Kania sebelumnya tidak pernah ingin berinteraksi dengan orang-orang yang kurang beruntung seperti dirinya, namun kehadiran Alex mengajarkan Kania untuk rendah hati dan bersyukur atas nikmat yang Tuhan berikan dengan cara berbagi dengan orang lain. Ya, awalnya Kania merasa terpaksa, namun lama kelamaan Kania menemukan kebahagiaan tersendiri dengan bertemu dan dekat dengan anak-anak di panti asuhan.

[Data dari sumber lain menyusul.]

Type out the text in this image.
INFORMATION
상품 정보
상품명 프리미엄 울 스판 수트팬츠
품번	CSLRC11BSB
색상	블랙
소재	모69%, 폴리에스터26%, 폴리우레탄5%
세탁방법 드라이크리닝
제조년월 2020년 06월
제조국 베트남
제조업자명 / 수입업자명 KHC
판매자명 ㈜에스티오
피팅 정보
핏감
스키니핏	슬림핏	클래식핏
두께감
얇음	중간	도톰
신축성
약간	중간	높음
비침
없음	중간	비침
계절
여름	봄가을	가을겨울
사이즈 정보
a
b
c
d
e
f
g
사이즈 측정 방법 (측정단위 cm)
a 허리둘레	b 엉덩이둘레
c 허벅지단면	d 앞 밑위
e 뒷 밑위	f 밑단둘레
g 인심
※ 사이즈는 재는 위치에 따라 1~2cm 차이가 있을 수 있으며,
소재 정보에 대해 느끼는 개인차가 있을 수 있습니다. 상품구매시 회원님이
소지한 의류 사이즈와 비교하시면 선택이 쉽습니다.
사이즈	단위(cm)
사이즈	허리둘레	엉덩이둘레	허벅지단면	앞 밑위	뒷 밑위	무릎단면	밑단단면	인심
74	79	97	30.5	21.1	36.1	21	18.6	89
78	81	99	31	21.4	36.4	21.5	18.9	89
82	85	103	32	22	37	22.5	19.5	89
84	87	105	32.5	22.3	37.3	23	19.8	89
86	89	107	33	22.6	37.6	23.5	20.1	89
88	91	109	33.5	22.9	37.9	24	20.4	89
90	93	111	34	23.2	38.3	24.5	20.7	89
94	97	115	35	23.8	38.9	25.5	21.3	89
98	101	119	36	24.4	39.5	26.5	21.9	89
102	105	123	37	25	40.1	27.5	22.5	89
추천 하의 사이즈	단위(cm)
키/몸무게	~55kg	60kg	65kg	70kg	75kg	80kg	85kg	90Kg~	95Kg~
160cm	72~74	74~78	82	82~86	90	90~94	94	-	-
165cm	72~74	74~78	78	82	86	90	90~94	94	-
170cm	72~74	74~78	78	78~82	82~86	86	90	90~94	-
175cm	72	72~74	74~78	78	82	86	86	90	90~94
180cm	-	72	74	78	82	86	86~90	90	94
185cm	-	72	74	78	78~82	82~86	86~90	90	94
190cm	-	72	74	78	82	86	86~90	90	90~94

"Kak Nia, Mas Alex, sudah lama tidak ke sini, kami rindu."
Itulah kata-kata yang selalu keluar dari anak-anak yang kurang beruntung itu. Wajah mereka terlihat bahagia dan selalu ceria di tengah keterbatasan mereka. Ya, senyum mengembang selalu mereka perlihatkan walaupun hati mereka mungkin saja pernah bersedih dan menangis sama dengan manusia lainnya.
"Maaf ya adik-adik, Kakak dan Mas sekarang sedang ada urusan yang harus diselesaikan jadi kami jarang mengunjungi adik-adik," balas Kania sembari tersenyum bahagia.
"Kakak, apapun masalah atau urusan Kakak, kami akan berdoa semoga Allah memperdahnya," ucap salah seorang anak yang terdengar sangat dewasa.
"Benarkah?"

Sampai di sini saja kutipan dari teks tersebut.